Ryan Dixon

Personal information
- Nationality: Norfolk Islander
- Born: 2 December 1978 (age 47) Gosford, New South Wales, Australia

Sport
- Sport: Lawn bowls
- Club: Norfolk Island Bowling Club

Medal record
Men's lawn bowls
Representing Norfolk Island
Commonwealth Games
| Bronze medal – third place | 2018 Gold Coast | Men's triples |

= Ryan Dixon =

Norfolk Island lawn bowler (born 1978)

Ryan Dixon (born 2 December 1978) is a Norfolk Island international lawn bowler.

==Biography==
He was born in Gosford, New South Wales and was selected as part of the Norfolk Island team for the 2018 Commonwealth Games on the Gold Coast in Queensland where he took a bronze medal in the Triples with Phil Jones and Hadyn Evans.
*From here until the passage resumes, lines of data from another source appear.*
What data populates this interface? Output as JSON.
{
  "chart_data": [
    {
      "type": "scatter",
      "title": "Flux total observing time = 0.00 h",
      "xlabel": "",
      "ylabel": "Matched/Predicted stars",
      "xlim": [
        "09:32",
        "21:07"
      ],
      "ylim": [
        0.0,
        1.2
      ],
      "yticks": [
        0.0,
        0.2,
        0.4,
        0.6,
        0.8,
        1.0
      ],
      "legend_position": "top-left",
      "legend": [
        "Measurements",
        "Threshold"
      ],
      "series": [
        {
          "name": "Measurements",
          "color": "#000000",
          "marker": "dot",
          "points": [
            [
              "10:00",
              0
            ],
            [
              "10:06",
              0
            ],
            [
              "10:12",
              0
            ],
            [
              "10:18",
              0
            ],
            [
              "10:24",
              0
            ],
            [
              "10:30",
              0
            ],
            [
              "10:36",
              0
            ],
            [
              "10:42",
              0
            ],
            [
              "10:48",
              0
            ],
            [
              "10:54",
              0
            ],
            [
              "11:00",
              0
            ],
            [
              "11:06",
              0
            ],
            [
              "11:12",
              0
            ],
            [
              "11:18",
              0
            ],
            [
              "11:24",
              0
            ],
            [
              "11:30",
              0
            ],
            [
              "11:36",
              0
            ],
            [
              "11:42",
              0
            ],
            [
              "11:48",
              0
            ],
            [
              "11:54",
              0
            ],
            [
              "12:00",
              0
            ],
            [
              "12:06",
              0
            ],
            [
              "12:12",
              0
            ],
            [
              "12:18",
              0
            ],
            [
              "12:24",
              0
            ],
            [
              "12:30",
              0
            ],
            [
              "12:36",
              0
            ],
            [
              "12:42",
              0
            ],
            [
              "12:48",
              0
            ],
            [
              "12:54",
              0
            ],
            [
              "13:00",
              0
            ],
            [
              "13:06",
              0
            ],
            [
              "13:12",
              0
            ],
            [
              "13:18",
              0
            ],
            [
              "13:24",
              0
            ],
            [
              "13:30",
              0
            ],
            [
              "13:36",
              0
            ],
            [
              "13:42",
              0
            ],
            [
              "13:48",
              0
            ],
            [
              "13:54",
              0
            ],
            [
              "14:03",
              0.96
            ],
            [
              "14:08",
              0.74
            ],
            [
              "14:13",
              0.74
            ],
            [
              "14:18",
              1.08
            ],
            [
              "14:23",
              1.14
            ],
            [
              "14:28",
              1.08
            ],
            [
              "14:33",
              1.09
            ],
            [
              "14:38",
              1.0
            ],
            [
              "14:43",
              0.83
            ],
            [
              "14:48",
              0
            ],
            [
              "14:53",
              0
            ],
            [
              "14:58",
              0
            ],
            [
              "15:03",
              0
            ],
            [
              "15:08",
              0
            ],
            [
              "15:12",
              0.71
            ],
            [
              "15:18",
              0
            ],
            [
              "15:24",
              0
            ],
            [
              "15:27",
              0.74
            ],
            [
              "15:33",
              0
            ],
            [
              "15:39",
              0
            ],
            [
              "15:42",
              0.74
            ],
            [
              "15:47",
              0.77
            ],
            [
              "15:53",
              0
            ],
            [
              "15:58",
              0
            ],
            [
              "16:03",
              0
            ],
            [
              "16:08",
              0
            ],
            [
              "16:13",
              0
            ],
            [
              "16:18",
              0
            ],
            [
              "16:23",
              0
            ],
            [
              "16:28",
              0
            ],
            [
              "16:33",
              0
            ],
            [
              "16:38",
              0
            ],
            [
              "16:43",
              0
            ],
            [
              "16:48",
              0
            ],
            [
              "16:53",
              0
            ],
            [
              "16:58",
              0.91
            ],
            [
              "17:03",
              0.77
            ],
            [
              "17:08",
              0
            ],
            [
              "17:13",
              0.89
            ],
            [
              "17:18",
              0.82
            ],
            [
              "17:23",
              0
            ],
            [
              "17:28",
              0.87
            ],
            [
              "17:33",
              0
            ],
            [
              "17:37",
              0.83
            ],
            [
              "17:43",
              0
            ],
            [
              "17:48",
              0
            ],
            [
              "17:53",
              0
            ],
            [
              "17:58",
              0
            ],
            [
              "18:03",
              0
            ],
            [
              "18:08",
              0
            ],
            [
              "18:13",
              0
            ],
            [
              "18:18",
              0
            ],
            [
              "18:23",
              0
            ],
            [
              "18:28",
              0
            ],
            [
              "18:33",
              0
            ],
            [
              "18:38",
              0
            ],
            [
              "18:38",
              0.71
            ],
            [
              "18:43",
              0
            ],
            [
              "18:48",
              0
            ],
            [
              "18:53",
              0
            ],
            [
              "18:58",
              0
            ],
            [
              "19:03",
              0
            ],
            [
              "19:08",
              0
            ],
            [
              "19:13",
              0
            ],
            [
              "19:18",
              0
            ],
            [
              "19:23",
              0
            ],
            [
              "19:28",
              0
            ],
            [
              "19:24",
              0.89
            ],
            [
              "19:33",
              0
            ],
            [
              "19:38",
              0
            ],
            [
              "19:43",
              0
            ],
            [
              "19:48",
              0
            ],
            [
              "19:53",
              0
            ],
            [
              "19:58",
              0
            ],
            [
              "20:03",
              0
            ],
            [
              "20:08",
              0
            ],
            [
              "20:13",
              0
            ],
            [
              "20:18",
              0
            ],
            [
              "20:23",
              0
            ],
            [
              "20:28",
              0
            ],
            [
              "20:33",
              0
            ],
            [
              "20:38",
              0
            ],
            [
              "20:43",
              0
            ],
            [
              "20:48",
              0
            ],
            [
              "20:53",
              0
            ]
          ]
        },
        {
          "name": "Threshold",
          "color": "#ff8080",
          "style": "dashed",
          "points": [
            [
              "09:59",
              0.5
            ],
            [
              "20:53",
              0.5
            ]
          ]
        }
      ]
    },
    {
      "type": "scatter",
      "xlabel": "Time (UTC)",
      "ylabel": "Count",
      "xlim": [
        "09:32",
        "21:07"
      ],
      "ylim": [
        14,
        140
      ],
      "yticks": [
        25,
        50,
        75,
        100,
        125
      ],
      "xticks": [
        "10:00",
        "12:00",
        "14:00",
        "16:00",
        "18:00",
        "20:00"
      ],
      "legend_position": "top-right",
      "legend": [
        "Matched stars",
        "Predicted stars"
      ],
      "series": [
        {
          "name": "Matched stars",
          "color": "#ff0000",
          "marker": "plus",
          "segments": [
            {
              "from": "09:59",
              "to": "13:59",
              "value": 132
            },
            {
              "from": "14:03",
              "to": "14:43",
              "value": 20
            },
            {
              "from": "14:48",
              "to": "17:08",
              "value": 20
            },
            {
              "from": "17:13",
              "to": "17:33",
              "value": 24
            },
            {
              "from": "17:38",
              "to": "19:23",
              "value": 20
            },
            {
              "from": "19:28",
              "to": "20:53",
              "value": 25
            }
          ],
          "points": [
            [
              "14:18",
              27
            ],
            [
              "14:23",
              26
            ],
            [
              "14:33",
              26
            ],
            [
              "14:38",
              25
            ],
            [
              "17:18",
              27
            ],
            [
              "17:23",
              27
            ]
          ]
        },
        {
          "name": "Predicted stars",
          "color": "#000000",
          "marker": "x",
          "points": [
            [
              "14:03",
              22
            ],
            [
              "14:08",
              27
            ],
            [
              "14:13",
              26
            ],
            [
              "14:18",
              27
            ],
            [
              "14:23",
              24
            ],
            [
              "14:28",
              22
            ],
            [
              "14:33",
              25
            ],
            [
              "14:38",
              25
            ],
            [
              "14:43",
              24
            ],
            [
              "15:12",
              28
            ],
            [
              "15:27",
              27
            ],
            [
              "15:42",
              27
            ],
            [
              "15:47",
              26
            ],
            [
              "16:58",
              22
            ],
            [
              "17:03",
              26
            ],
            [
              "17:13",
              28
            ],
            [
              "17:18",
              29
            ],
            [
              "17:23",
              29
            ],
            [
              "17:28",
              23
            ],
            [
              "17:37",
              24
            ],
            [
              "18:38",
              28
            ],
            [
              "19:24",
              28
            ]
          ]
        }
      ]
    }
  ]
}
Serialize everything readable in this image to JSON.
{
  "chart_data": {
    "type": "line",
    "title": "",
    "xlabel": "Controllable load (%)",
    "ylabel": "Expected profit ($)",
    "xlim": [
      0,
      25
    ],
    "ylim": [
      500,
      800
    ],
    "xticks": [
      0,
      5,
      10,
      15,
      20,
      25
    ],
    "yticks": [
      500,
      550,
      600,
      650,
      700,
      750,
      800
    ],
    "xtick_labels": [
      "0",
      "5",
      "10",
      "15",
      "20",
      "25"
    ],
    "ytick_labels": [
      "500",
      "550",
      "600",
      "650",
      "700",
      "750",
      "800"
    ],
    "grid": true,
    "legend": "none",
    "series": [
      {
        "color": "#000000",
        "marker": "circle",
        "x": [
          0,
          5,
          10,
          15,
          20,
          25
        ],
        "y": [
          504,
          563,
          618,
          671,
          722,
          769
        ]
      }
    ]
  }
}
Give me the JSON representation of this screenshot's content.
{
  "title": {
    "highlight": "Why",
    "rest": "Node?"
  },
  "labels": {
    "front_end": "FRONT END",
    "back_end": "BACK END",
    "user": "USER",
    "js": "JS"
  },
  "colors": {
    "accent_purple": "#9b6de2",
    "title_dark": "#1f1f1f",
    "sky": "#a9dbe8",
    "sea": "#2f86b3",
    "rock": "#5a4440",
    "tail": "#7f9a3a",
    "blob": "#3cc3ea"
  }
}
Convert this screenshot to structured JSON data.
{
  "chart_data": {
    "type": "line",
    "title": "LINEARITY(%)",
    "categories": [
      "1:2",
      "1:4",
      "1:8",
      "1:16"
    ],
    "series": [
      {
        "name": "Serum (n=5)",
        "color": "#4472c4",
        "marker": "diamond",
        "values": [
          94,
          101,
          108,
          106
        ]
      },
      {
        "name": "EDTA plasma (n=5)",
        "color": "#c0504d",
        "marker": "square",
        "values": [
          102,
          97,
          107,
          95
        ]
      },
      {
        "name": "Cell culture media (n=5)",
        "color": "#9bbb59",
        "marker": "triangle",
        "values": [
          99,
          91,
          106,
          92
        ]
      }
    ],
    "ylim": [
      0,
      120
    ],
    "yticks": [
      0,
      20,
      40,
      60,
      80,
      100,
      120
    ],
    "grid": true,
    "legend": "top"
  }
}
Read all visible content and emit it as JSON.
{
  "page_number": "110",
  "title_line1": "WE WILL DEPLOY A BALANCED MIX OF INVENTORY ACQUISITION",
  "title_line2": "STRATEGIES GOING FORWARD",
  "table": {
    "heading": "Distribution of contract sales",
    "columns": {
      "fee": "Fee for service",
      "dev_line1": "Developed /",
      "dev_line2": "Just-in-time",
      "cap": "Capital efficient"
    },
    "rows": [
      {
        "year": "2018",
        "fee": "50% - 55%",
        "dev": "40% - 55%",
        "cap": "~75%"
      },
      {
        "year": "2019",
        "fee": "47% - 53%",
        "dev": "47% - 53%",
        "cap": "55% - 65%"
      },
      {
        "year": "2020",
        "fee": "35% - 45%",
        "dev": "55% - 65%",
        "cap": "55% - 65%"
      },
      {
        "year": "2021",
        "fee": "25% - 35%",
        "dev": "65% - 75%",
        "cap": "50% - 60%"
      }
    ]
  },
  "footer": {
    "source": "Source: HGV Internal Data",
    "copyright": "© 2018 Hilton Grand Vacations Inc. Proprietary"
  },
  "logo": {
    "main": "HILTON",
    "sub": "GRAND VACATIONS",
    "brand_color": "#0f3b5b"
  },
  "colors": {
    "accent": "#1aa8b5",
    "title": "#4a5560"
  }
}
In 2020, he was selected for the 2020 World Outdoor Bowls Championship in Australia but the event was cancelled due to the COVID-19 pandemic. In 2022, he competed in the men's singles and the men's triples at the 2022 Commonwealth Games.

In 2023, he was selected as part of the team to represent the Norfolk Islands at the 2023 World Outdoor Bowls Championship. He participated in the men's triples and the men's fours events.